I’ve seen the “In My Language” video before, but after watching it again last week, it hit me even harder. It is a video made by Amanda Baggs, who has autism. She explains her perception of the world in a very poignant way. Please watch it: www.youtube.com/watch?v=JnylM1hI2jc
I’ve also attached a link to her blog in case you want to read more about her. http://ballastexistenz.autistics.org/
Amanda’s perspective is important to me because it helps explain that just because someone has a disability does not mean they aren’t a person. They hear us, they have feelings, thoughts, opinions. They have the ability to learn, to teach us things, and to love. They deserve to be included in everything we do, too. It’s not a good excuse anymore to exclude children with disabilities from regular classrooms anymore simply because they can’t do the “regular” work. They have important contributions to make in this world too, and if we keep excluding them from it, we’ll never benefit from those contributions.
I’ve recently gone back to school to become a Special Education teacher. It took me a long time to decide to do this because I’m not a fan of the way our public schools treat children with disabilities. Furthermore the curriculum, interventions, and assessments involved in Special Ed surround proving the child has a disability, then proving you are doing something about it. This is all a distraction from the real issue, we don’t actually know what to do with these kids. Lots of smart people are studying interventions as we speak, taking lots of data and writing lots of papers with the only real conclusion being that instruction and curriculum must be individualized. Hmm.

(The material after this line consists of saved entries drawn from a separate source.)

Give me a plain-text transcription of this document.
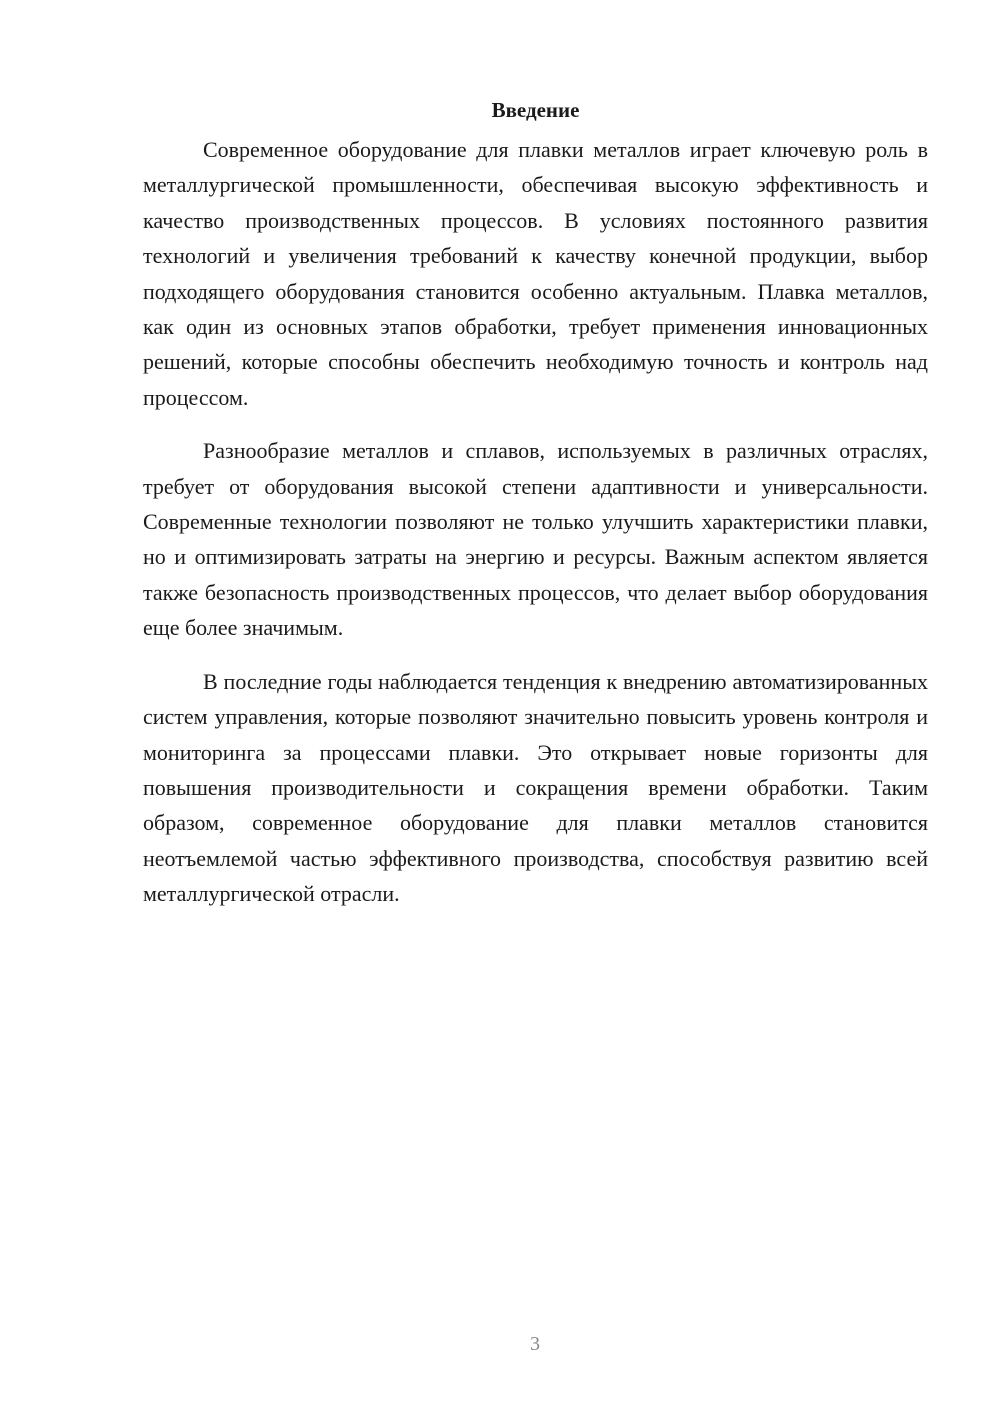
Введение

Современное оборудование для плавки металлов играет ключевую роль в металлургической промышленности, обеспечивая высокую эффективность и качество производственных процессов. В условиях постоянного развития технологий и увеличения требований к качеству конечной продукции, выбор подходящего оборудования становится особенно актуальным. Плавка металлов, как один из основных этапов обработки, требует применения инновационных решений, которые способны обеспечить необходимую точность и контроль над процессом.

Разнообразие металлов и сплавов, используемых в различных отраслях, требует от оборудования высокой степени адаптивности и универсальности. Современные технологии позволяют не только улучшить характеристики плавки, но и оптимизировать затраты на энергию и ресурсы. Важным аспектом является также безопасность производственных процессов, что делает выбор оборудования еще более значимым.

В последние годы наблюдается тенденция к внедрению автоматизированных систем управления, которые позволяют значительно повысить уровень контроля и мониторинга за процессами плавки. Это открывает новые горизонты для повышения производительности и сокращения времени обработки. Таким образом, современное оборудование для плавки металлов становится неотъемлемой частью эффективного производства, способствуя развитию всей металлургической отрасли.

3
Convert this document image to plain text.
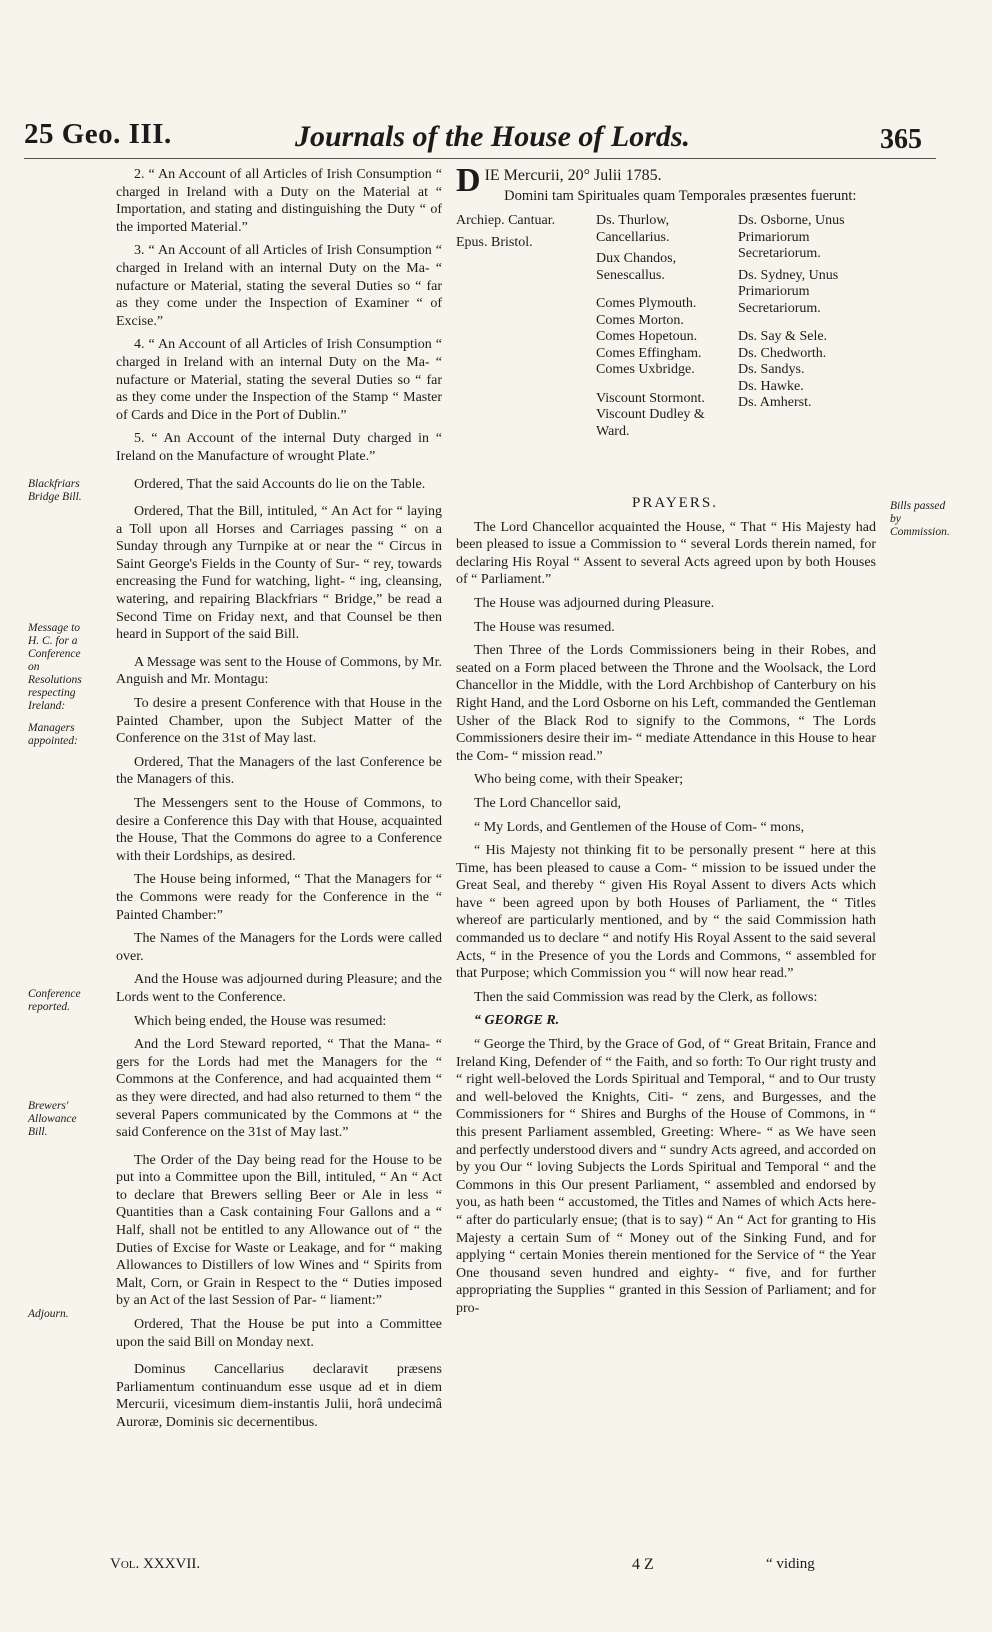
25 Geo. III.	Journals of the House of Lords.	365
Blackfriars Bridge Bill.
Message to H. C. for a Conference on Resolutions respecting Ireland:
Managers appointed:
Conference reported.
Brewers' Allowance Bill.
Adjourn.
Bills passed by Commission.

2. “ An Account of all Articles of Irish Consumption “ charged in Ireland with a Duty on the Material at “ Importation, and stating and distinguishing the Duty “ of the imported Material.”

3. “ An Account of all Articles of Irish Consumption “ charged in Ireland with an internal Duty on the Ma‑ “ nufacture or Material, stating the several Duties so “ far as they come under the Inspection of Examiner “ of Excise.”

4. “ An Account of all Articles of Irish Consumption “ charged in Ireland with an internal Duty on the Ma‑ “ nufacture or Material, stating the several Duties so “ far as they come under the Inspection of the Stamp “ Master of Cards and Dice in the Port of Dublin.”

5. “ An Account of the internal Duty charged in “ Ireland on the Manufacture of wrought Plate.”

Ordered, That the said Accounts do lie on the Table.

Ordered, That the Bill, intituled, “ An Act for “ laying a Toll upon all Horses and Carriages passing “ on a Sunday through any Turnpike at or near the “ Circus in Saint George's Fields in the County of Sur‑ “ rey, towards encreasing the Fund for watching, light‑ “ ing, cleansing, watering, and repairing Blackfriars “ Bridge,” be read a Second Time on Friday next, and that Counsel be then heard in Support of the said Bill.

A Message was sent to the House of Commons, by Mr. Anguish and Mr. Montagu:

To desire a present Conference with that House in the Painted Chamber, upon the Subject Matter of the Conference on the 31st of May last.

Ordered, That the Managers of the last Conference be the Managers of this.

The Messengers sent to the House of Commons, to desire a Conference this Day with that House, acquainted the House, That the Commons do agree to a Conference with their Lordships, as desired.

The House being informed, “ That the Managers for “ the Commons were ready for the Conference in the “ Painted Chamber:”

The Names of the Managers for the Lords were called over.

And the House was adjourned during Pleasure; and the Lords went to the Conference.

Which being ended, the House was resumed:

And the Lord Steward reported, “ That the Mana‑ “ gers for the Lords had met the Managers for the “ Commons at the Conference, and had acquainted them “ as they were directed, and had also returned to them “ the several Papers communicated by the Commons at “ the said Conference on the 31st of May last.”

The Order of the Day being read for the House to be put into a Committee upon the Bill, intituled, “ An “ Act to declare that Brewers selling Beer or Ale in less “ Quantities than a Cask containing Four Gallons and a “ Half, shall not be entitled to any Allowance out of “ the Duties of Excise for Waste or Leakage, and for “ making Allowances to Distillers of low Wines and “ Spirits from Malt, Corn, or Grain in Respect to the “ Duties imposed by an Act of the last Session of Par‑ “ liament:”

Ordered, That the House be put into a Committee upon the said Bill on Monday next.

Dominus Cancellarius declaravit præsens Parliamentum continuandum esse usque ad et in diem Mercurii, vicesimum diem-instantis Julii, horâ undecimâ Auroræ, Dominis sic decernentibus.

D IE Mercurii, 20° Julii 1785.
Domini tam Spirituales quam Temporales præsentes fuerunt:
Archiep. Cantuar.
Epus. Bristol.
Ds. Thurlow, Cancellarius.
Dux Chandos, Senescallus.
Comes Plymouth.
Comes Morton.
Comes Hopetoun.
Comes Effingham.
Comes Uxbridge.
Viscount Stormont.
Viscount Dudley & Ward.
Ds. Osborne, Unus Primariorum Secretariorum.
Ds. Sydney, Unus Primariorum Secretariorum.
Ds. Say & Sele.
Ds. Chedworth.
Ds. Sandys.
Ds. Hawke.
Ds. Amherst.

PRAYERS.

The Lord Chancellor acquainted the House, “ That “ His Majesty had been pleased to issue a Commission to “ several Lords therein named, for declaring His Royal “ Assent to several Acts agreed upon by both Houses of “ Parliament.”

The House was adjourned during Pleasure.

The House was resumed.

Then Three of the Lords Commissioners being in their Robes, and seated on a Form placed between the Throne and the Woolsack, the Lord Chancellor in the Middle, with the Lord Archbishop of Canterbury on his Right Hand, and the Lord Osborne on his Left, commanded the Gentleman Usher of the Black Rod to signify to the Commons, “ The Lords Commissioners desire their im‑ “ mediate Attendance in this House to hear the Com‑ “ mission read.”

Who being come, with their Speaker;

The Lord Chancellor said,

“ My Lords, and Gentlemen of the House of Com‑ “ mons,

“ His Majesty not thinking fit to be personally present “ here at this Time, has been pleased to cause a Com‑ “ mission to be issued under the Great Seal, and thereby “ given His Royal Assent to divers Acts which have “ been agreed upon by both Houses of Parliament, the “ Titles whereof are particularly mentioned, and by “ the said Commission hath commanded us to declare “ and notify His Royal Assent to the said several Acts, “ in the Presence of you the Lords and Commons, “ assembled for that Purpose; which Commission you “ will now hear read.”

Then the said Commission was read by the Clerk, as follows:

“ GEORGE R.

“ George the Third, by the Grace of God, of “ Great Britain, France and Ireland King, Defender of “ the Faith, and so forth: To Our right trusty and “ right well-beloved the Lords Spiritual and Temporal, “ and to Our trusty and well-beloved the Knights, Citi‑ “ zens, and Burgesses, and the Commissioners for “ Shires and Burghs of the House of Commons, in “ this present Parliament assembled, Greeting: Where‑ “ as We have seen and perfectly understood divers and “ sundry Acts agreed, and accorded on by you Our “ loving Subjects the Lords Spiritual and Temporal “ and the Commons in this Our present Parliament, “ assembled and endorsed by you, as hath been “ accustomed, the Titles and Names of which Acts here‑ “ after do particularly ensue; (that is to say) “ An “ Act for granting to His Majesty a certain Sum of “ Money out of the Sinking Fund, and for applying “ certain Monies therein mentioned for the Service of “ the Year One thousand seven hundred and eighty‑ “ five, and for further appropriating the Supplies “ granted in this Session of Parliament; and for pro‑

Vol. XXXVII.	4 Z	“ viding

What I think it all comes down to, and what the schools will not (at least in the near future) admit, is love. We have to be willing to know these kids, to love them, to genuinely want the best for them. This is where true teaching comes from, love for a child. And I’m not going to be scared anymore to say it. How many meetings have I sat through where we get lectured on “proximity to clients,” and the mortal sin of “enmeshment” with clients? Too many to count. Well, I’m becoming a teacher because somebody has to try and make it better. Forget data sheets and assessment forms for now, I’ll start with love.